Each node has a wait time modeled as a separate distribution. After the wait at its current node, the asset proceeds to the next connected node, choosing which based on the probability. After waiting at $B$ or $C$, the asset goes home $H$, so perhaps that is another node, but home only receives assets and that's where we stop tracking.

If an asset is delivered to node $A$ at time t=0, can I write the probability of being in each location as a function of time? $P_A(t), P_B(t), P_C(t), P_H(t)$?

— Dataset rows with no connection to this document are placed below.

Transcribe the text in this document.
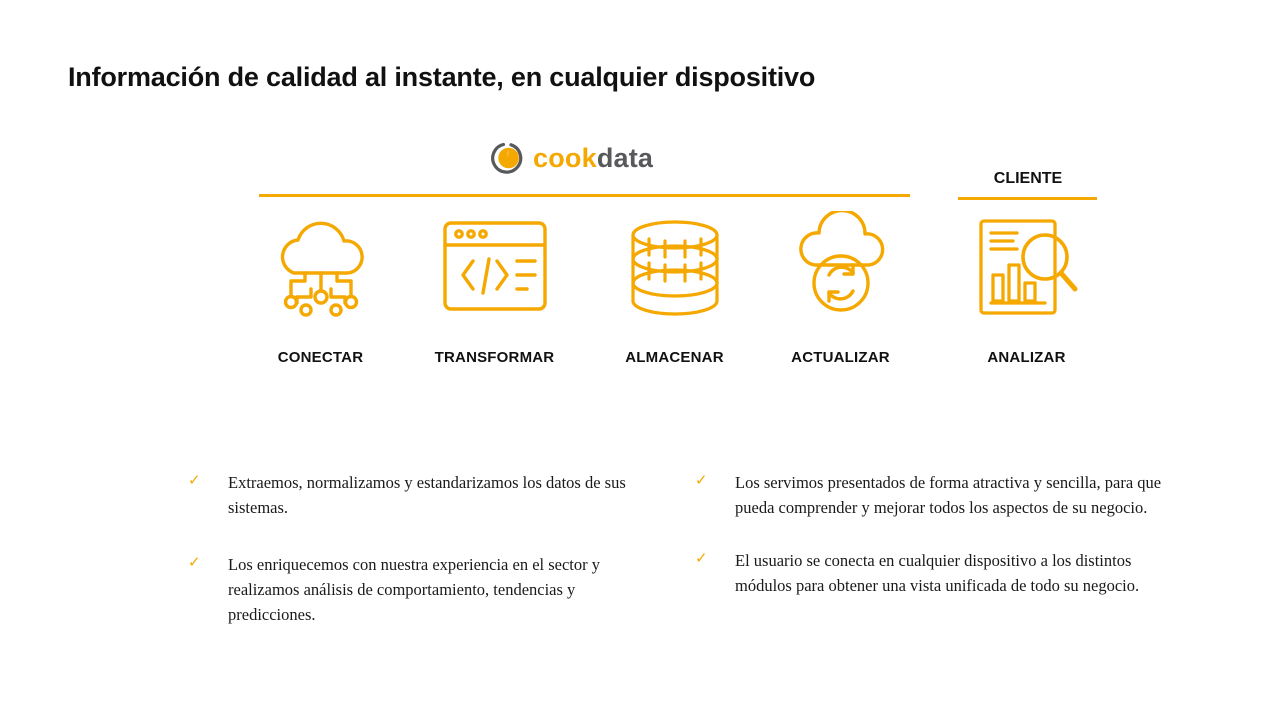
Información de calidad al instante, en cualquier dispositivo
cookdata
CLIENTE
CONECTAR	TRANSFORMAR	ALMACENAR	ACTUALIZAR	ANALIZAR
✓	Extraemos, normalizamos y estandarizamos los datos de sus sistemas.
✓	Los enriquecemos con nuestra experiencia en el sector y realizamos análisis de comportamiento, tendencias y predicciones.
✓	Los servimos presentados de forma atractiva y sencilla, para que pueda comprender y mejorar todos los aspectos de su negocio.
✓	El usuario se conecta en cualquier dispositivo a los distintos módulos para obtener una vista unificada de todo su negocio.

In my attempts to solve this, I've determined that if I convolve the wait time distribution at node $A$ with that at node $B$, I can get the wait time of $A+B$. This has led me down the rabbit hole of trying to find distributions that capture wait time that behave under convolution. Gamma is nice if the scales/rates match. $$Gamma(A+B,scale) \sim Gamma(A,scale) \circ Gamma(B,scale)$$

If I turn this joint wait time into a cdf, I can get the probability of leaving (or staying) at $B$ as a function of time given it already waited at $A$. Do I multiply this by the probability of leaving $A$ to get just the probability of being at $B$ (also multiplying by the probability of moving from $A$ to $B$)?

This is almost like a Markov process, but I don't think what I describe is Markovian. My node exit probabilities can change depending on how the node was entered (not in this simple example) and my wait times only start when you enter the node. That said, should I be looking for ways to cast my problem as Markovian? Would that help solve it?